Incorporating video, sculpture, and drawing, the works overlap to form multi-layered and satisfying linkages between them, whilst the processes used in their creation span an even more diverse array.  Utilising Virtual reality, Ceramics, Robotics, Digital sculpture, 3D printing and Drawing, Magee questions modern capitalisms effect on the human condition, in particular, the labour of the handmade. In this show, as with much of Magee’s practice, the often-humorous works provide immediate enjoyment, while allowing for a deeper reading.
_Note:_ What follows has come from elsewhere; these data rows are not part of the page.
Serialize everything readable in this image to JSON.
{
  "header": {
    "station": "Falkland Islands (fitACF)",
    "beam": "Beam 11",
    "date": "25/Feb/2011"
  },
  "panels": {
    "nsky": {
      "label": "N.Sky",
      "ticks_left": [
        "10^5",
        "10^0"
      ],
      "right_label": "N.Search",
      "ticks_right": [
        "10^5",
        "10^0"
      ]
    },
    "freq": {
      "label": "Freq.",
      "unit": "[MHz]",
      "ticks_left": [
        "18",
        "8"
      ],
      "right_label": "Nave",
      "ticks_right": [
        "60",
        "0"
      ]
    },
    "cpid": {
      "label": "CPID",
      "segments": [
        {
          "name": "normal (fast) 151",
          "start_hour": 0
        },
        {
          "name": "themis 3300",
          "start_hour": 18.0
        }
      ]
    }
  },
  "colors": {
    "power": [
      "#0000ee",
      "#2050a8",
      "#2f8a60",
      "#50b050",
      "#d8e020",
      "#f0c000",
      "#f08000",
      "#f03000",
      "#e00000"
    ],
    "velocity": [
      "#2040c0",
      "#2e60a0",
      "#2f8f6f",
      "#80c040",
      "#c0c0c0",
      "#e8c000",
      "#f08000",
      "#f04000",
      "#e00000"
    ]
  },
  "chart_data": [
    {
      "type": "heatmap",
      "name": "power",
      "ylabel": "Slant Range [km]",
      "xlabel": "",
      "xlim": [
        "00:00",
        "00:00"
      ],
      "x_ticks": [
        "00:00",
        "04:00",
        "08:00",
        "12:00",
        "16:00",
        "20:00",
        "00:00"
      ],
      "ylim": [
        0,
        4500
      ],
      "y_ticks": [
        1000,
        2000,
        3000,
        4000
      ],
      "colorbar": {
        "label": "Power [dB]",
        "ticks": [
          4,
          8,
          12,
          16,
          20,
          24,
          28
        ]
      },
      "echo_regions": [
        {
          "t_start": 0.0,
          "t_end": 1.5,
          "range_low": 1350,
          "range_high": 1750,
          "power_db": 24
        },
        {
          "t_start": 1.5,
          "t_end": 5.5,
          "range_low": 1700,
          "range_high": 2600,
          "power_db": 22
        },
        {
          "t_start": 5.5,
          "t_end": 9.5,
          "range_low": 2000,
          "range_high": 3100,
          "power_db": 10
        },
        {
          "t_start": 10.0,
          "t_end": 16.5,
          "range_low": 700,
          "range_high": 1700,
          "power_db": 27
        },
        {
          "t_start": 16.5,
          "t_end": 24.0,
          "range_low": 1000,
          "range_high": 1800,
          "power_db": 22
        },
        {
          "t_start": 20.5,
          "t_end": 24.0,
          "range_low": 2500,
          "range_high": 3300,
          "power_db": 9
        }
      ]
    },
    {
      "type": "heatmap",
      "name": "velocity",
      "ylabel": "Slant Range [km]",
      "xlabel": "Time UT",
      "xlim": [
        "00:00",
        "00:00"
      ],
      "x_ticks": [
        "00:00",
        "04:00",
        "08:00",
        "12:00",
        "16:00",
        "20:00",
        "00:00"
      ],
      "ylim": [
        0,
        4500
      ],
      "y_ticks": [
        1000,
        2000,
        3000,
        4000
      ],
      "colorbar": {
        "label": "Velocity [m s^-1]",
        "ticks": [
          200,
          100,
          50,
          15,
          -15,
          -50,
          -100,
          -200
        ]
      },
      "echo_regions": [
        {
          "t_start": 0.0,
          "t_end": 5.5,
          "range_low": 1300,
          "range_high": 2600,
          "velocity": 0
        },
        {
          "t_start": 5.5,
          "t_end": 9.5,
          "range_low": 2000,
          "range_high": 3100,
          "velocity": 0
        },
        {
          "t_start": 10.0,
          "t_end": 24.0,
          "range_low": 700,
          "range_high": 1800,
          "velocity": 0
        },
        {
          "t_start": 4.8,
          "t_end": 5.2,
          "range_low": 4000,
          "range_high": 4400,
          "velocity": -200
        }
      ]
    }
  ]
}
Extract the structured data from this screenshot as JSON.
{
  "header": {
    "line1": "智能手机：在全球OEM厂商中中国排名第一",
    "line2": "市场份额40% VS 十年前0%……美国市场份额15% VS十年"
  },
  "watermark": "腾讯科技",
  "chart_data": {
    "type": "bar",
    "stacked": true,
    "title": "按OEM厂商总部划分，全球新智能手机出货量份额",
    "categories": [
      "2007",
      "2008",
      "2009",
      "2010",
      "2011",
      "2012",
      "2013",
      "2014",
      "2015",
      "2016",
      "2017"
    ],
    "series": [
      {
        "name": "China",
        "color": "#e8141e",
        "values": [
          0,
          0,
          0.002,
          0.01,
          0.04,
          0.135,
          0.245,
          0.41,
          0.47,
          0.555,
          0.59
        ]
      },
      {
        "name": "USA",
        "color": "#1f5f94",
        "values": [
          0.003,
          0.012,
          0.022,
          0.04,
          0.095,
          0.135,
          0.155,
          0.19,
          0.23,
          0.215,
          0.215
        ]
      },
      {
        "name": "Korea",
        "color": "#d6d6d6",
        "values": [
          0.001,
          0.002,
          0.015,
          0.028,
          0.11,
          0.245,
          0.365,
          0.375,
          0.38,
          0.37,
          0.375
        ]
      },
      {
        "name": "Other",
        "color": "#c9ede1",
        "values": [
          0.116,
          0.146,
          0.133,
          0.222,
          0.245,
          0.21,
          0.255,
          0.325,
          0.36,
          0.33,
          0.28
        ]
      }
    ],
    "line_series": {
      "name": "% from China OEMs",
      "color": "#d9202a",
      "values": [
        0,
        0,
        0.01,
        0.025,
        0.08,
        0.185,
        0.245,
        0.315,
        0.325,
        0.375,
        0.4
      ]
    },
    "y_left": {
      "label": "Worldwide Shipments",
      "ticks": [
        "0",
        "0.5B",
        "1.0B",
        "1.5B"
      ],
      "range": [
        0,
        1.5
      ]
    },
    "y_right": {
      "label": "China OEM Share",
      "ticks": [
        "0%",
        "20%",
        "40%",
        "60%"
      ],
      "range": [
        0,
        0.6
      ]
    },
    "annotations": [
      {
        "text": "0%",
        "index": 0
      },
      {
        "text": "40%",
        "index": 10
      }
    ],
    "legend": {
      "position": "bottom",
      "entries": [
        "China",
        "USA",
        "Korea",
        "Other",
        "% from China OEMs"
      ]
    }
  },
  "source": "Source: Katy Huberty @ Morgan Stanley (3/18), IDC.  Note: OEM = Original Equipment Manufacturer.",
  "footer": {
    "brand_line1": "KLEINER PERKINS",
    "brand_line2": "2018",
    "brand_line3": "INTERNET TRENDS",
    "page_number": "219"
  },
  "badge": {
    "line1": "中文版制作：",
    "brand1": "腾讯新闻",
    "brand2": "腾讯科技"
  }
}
The works on display are conceptually tethered to the labour of their making, and as such can be read as performance as much as sculpture. 

 

In The problem of Materialisation, Magee investigates the complex nature of immateriality and the role of the labouring body, as he uses gaming software in the creation a digital sculpture. The viewer is presented with various incarnations of the work, alluding to problems drawn from Benjamin's notion of the Aura, and Baudrillard’s Simulation and simulacra.  In the work Celestial Machines, the artist explores ideas of creativity, agency and the handmade. On viewing the work, various hierarchies immerge, such as worker/management, human/God etc. that pose questions around the political and social consequences of the rapid development of technology. This is also seen in the Immaterial Organ Series, where Magee combines the ancient and modern in a process of materialising the immaterial, which further amplifies the disconnect between the body and the mind.

 

In Ode to the Soft Centre, Magee sets up (and simultaneously undermines) several dichotomies, such as material/immaterial, work/labour, process/artefact etc. This can be understood not only from the works themselves but also from the curation. As the exhibition has been separated into two zones, with elements of each work existing across both zones, the viewer is required to move back and forth between them, building and rebuilding on top of their initial reading.